There are also an abundant number of mid-range and inexpensive properties, such as Serenity Cottages, Carimar Beach Club, Turtle’s Nest Beach Resort, and the Anguilla Great House Beach Resort. Places that are on (or near) the beach that don’t break the bank.
On the other end of the hospitality spectrum is a gentleman named Sydney Gumbs. The Anguilla native rents out rooms in his home through AirBnb for $150 a night, and he’s also something of an island historian. His breezy multi-level house, filled with family heirlooms and two cats, both named Angus, isn’t on the beach, but on a hill with views of St. Martin and St. Bart’s.
Gumbs invited me to tea, which I assumed meant a cup of tea and maybe a cookie. Instead, he filled a table with enough finger foods for a small wedding party. When I told him I could stay for around an hour he looked at me skeptically and said that we we would need about an hour and a half to talk about Anguilla, so I settled in with a cup of tea and a plate of meatballs. Here are some important things I learned: There are very few secrets on the island. Most residents know what everyone is up to, for better or worse. The island didn’t have electricity until the late 1960s and early 1970s. Before tourism, the main industry was salt. There was a revolution in Anguilla in 1967 to secede from St. Kitts and establish a direct relationship with England.

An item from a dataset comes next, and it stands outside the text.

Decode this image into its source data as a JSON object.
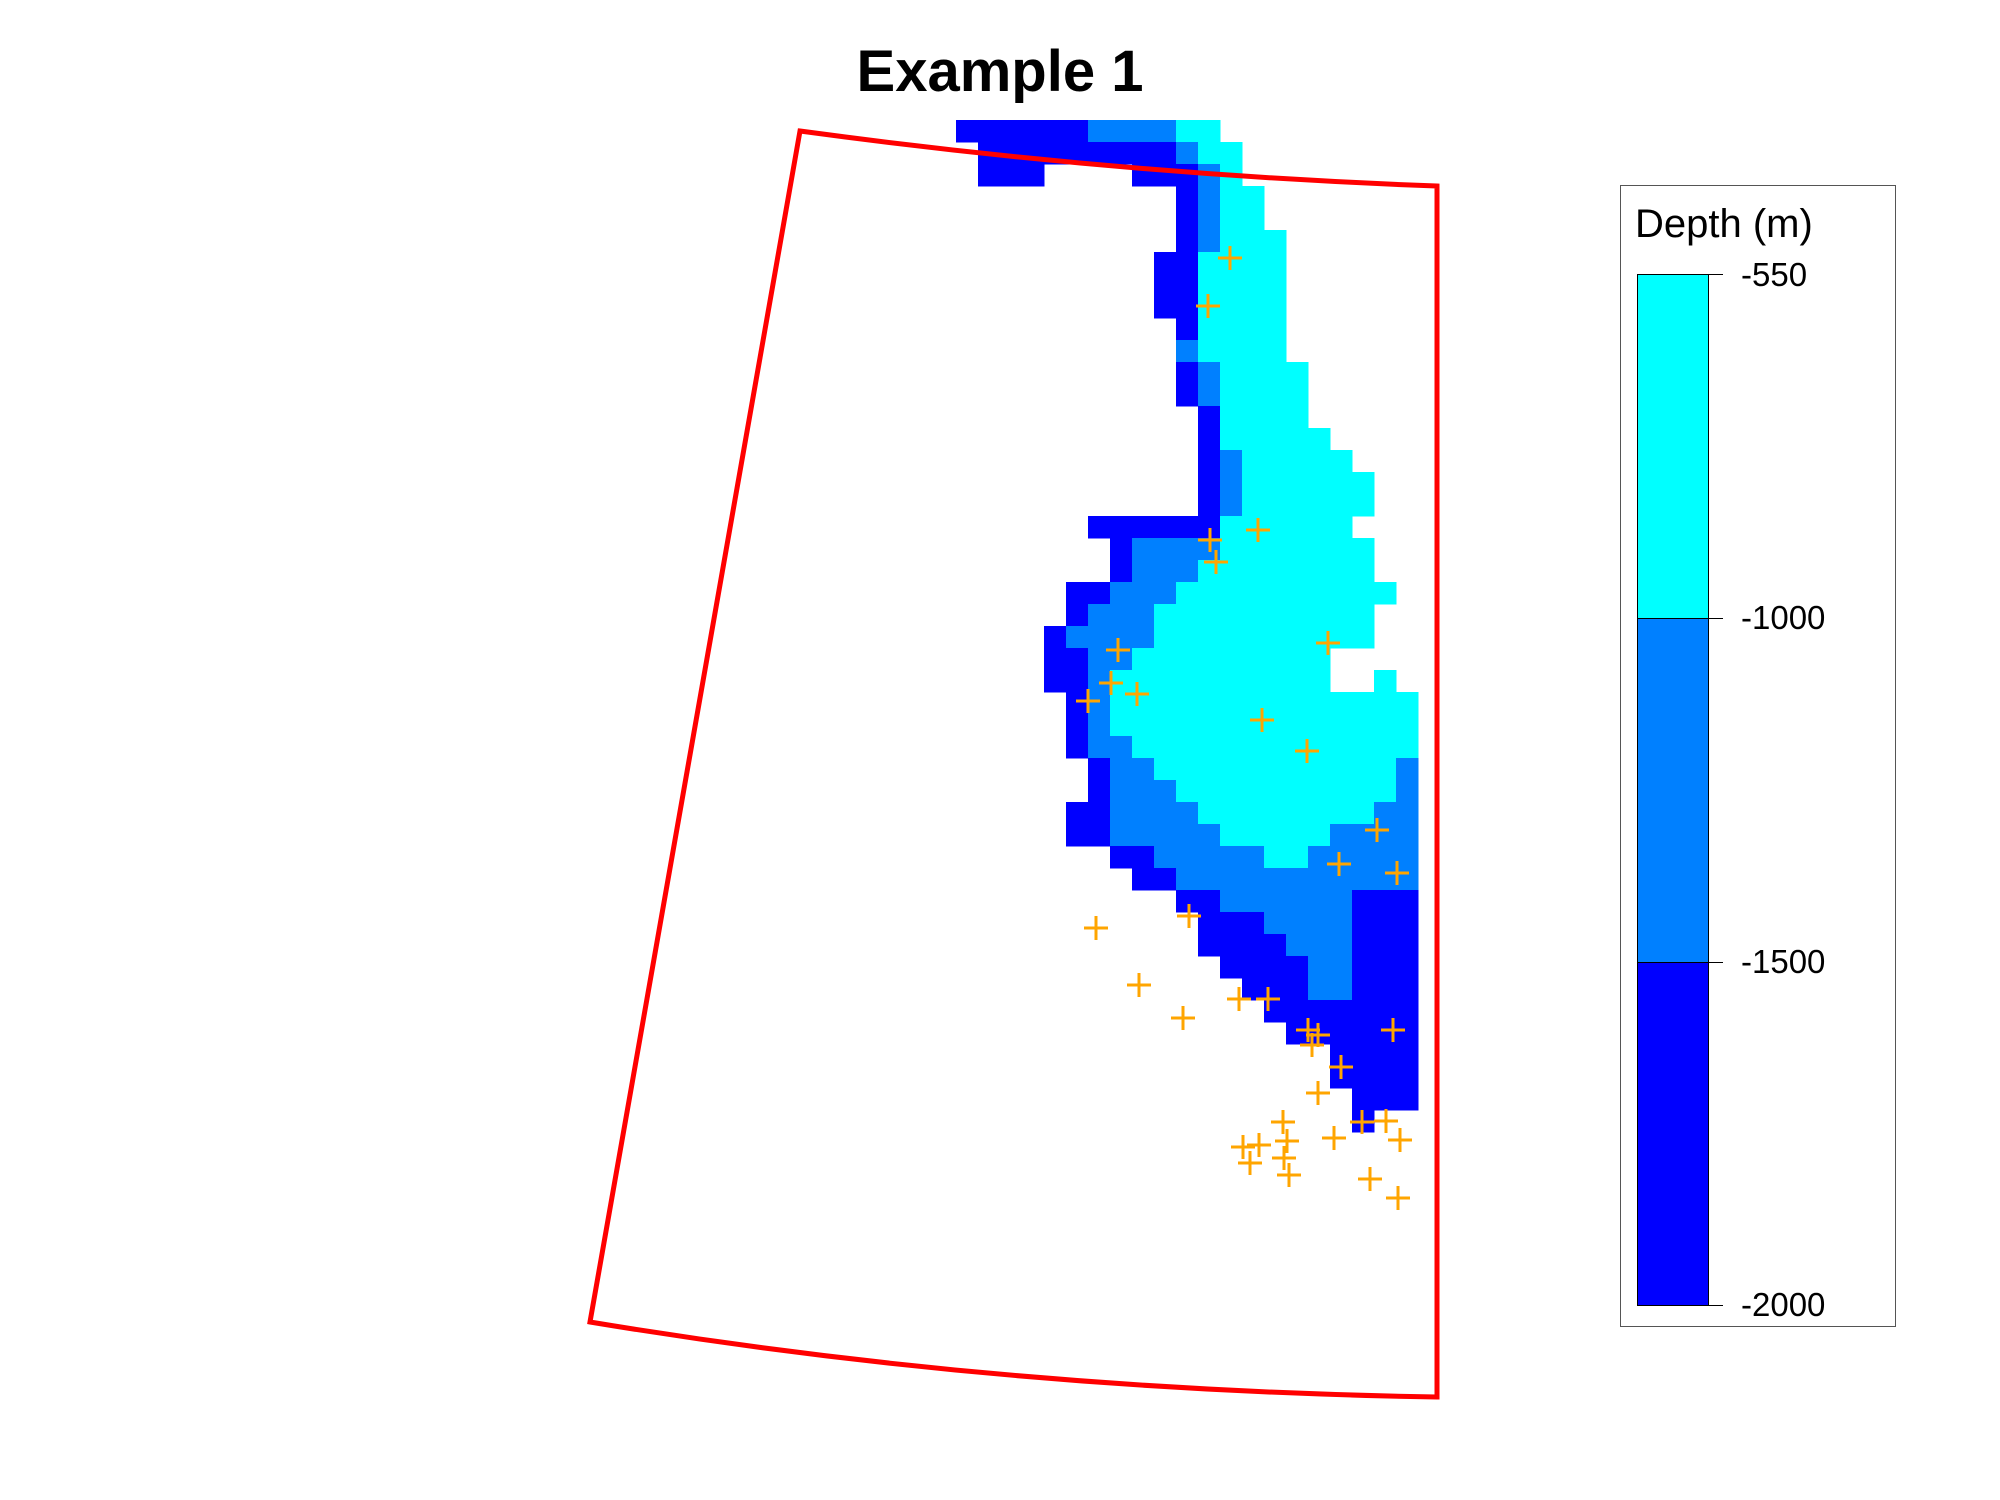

But for me, the most interesting part of afternoon tea was getting his take on why Anguilla was different from other Caribbean islands.
“I think we are still a bit more unique than the other islands,” he said. “We have great manners, respect, we’re open to people, and welcoming. Those are the things that are important. We still have those values.”

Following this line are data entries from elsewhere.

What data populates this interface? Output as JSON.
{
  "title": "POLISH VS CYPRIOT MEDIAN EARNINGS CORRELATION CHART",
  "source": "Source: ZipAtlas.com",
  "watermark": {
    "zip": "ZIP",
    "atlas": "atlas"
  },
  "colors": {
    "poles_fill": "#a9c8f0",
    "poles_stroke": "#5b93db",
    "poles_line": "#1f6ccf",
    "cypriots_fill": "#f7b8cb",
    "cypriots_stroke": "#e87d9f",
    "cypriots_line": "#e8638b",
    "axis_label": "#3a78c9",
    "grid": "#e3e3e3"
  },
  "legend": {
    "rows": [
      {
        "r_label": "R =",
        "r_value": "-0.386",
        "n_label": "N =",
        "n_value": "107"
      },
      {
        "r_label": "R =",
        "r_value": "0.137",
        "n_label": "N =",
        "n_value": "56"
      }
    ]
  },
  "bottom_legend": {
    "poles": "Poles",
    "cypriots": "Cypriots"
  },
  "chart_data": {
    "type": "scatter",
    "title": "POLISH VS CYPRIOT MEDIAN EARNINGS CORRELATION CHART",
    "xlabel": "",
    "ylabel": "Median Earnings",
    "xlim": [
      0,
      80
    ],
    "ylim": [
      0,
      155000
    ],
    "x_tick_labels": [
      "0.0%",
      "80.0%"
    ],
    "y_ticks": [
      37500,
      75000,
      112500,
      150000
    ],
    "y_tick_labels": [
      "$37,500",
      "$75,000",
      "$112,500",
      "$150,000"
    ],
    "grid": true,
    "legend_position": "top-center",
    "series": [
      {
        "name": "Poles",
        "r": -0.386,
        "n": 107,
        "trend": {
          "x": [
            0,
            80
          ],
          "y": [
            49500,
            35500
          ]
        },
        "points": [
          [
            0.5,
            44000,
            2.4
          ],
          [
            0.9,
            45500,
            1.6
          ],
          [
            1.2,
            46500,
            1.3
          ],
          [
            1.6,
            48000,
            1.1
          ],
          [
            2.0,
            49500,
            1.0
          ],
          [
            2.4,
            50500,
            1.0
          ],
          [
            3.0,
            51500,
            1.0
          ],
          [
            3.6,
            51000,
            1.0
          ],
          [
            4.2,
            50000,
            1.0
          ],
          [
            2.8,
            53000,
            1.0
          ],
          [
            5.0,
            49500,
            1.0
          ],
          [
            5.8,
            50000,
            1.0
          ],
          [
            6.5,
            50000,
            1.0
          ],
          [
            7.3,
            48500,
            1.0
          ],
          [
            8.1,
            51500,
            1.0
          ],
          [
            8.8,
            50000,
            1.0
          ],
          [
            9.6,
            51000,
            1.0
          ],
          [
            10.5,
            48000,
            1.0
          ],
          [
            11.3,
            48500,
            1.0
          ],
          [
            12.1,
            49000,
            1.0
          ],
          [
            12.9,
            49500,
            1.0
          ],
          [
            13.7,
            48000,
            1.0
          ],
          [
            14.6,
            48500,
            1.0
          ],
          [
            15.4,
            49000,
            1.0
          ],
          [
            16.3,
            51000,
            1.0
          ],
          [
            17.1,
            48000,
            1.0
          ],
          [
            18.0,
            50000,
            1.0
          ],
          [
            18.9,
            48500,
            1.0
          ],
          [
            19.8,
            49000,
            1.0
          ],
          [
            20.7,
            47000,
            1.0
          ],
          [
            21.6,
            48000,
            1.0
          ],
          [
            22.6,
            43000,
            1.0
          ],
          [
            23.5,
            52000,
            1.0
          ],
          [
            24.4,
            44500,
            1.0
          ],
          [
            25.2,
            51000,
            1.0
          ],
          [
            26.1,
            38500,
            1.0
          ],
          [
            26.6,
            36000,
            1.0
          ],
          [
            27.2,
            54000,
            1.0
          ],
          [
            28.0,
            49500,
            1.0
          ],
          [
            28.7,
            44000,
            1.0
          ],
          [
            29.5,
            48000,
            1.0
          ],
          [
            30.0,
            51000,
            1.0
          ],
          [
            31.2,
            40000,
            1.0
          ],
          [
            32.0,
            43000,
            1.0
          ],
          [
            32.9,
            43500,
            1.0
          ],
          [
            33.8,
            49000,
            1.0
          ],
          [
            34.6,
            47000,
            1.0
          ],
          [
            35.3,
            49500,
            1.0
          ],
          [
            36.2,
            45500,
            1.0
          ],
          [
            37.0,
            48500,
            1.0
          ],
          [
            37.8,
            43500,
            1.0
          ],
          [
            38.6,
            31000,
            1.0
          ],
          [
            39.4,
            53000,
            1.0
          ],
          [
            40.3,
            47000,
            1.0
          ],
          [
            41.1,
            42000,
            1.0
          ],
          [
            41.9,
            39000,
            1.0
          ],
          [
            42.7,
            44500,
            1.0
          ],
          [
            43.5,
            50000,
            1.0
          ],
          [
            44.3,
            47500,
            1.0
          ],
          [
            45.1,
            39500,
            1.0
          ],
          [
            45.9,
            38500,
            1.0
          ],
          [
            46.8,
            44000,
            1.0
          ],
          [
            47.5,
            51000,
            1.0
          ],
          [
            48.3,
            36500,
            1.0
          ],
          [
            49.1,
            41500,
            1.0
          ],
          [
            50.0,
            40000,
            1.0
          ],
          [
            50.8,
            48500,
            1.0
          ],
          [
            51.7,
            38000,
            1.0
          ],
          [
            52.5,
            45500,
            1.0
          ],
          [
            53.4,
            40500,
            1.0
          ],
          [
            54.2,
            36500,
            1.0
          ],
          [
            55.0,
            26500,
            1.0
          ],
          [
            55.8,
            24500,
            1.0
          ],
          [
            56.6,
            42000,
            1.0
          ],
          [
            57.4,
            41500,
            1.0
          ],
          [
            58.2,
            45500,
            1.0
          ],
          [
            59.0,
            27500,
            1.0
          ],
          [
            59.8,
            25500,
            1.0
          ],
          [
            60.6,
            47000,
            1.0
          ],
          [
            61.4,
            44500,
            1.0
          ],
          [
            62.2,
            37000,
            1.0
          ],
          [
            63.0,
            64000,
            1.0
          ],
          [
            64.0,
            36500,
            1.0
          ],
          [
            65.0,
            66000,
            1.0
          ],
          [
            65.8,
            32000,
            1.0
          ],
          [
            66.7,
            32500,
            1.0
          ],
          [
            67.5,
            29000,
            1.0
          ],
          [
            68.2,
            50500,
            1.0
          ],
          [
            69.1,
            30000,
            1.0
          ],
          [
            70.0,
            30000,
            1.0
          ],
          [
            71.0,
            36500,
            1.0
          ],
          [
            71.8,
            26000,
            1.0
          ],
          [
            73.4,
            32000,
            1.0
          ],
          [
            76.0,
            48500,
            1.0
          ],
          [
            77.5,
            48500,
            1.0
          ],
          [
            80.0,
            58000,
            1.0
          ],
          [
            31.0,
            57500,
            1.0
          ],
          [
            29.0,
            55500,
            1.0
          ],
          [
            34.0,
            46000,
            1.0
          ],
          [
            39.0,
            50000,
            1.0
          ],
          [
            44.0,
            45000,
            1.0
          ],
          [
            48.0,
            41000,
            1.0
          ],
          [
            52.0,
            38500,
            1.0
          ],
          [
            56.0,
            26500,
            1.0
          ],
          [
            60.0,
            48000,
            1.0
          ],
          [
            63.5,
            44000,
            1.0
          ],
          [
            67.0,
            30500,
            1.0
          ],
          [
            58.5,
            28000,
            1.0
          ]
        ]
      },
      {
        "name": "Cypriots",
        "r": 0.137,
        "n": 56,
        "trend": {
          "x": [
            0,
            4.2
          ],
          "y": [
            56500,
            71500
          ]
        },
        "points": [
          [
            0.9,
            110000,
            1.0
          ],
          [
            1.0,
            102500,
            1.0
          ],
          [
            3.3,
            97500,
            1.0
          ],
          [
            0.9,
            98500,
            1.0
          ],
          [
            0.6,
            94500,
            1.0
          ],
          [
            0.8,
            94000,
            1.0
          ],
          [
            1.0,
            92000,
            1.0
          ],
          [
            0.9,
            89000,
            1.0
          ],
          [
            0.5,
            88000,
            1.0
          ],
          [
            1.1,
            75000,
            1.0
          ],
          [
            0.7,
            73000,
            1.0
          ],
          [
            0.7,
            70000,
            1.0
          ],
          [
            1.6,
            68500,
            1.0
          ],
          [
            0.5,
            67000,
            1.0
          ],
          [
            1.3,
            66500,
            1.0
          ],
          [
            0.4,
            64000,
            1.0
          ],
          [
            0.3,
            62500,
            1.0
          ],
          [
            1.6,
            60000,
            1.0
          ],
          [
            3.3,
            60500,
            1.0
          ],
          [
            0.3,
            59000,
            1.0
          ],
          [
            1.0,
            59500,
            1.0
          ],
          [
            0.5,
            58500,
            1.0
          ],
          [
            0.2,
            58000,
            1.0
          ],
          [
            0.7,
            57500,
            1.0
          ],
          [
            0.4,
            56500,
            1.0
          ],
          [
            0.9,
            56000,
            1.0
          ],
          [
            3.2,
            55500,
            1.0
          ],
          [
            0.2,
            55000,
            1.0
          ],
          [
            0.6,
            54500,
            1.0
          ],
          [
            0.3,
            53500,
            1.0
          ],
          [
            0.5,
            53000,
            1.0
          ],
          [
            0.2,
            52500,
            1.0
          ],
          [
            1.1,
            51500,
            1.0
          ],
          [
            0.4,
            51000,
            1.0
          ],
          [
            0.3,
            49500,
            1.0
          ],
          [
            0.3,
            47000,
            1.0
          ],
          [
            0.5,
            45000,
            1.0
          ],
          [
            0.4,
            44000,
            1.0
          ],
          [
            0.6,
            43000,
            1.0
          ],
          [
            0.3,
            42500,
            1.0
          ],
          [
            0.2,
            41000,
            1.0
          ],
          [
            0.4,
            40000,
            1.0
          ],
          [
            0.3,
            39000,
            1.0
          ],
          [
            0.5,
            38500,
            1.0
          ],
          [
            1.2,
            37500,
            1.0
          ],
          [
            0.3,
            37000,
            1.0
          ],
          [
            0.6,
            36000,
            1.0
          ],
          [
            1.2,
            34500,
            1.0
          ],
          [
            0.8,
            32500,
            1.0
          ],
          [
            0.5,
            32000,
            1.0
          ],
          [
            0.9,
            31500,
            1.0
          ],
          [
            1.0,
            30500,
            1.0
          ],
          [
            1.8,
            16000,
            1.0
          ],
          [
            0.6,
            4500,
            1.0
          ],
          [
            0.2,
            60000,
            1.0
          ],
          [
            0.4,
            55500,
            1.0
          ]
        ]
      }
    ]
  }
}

Steele-Rogers and Craig, the former Bostonians who now own the exercise studio in Anguilla, were kind enough to play tour guides and took me around the island. We saw everything from the Anguilla Arch, a natural limestone rock formation, to Nat’s, a roadside restaurant that resembles an orange clubhouse. I had a lot of johnnycakes while on Anguilla (don’t judge), but my favorites came from Nat’s. One of the most important lessons Steele-Rogers and Craig taught me is that some of the best food on the island can be had at nondescript places, such as the Indian food in a blink-and-you’ll-miss-it strip of tiny restaurant stalls, or drinks from the gentleman who sits on a bench and sells pouches of slushy cocktails out of a cooler in the Village.

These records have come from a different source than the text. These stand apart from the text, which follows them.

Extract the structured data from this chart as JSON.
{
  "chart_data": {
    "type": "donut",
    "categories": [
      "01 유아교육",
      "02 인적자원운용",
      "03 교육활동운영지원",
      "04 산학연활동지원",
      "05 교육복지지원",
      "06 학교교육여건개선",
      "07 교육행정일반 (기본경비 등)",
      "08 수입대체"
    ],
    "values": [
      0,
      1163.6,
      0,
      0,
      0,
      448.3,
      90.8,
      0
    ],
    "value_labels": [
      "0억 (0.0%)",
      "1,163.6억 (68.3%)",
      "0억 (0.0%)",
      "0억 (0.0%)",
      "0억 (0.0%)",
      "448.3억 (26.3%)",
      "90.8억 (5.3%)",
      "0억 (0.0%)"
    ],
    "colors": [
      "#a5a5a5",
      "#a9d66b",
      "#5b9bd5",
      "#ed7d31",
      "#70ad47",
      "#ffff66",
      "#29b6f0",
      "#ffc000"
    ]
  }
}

We tried restaurants such as the Straw Hat, Olas Tacos, and the legendary Sharky’s Restaurant. All recommended. But my favorite options were the beach clubs. At Blanchards Beach Shackyou can dine, drink, and rent a beach chair and umbrella for $5 for the day. I was most smitten with the SunShine Shack on Rendezvous Bay. It really is a collection of shacks, plus a few tables, and a tidy parade of lounge chairs. I swam, I ate the best chicken I’d ever tasted, I drank rum punch, and got sunburnt. In other words, it was an authentic Caribbean day.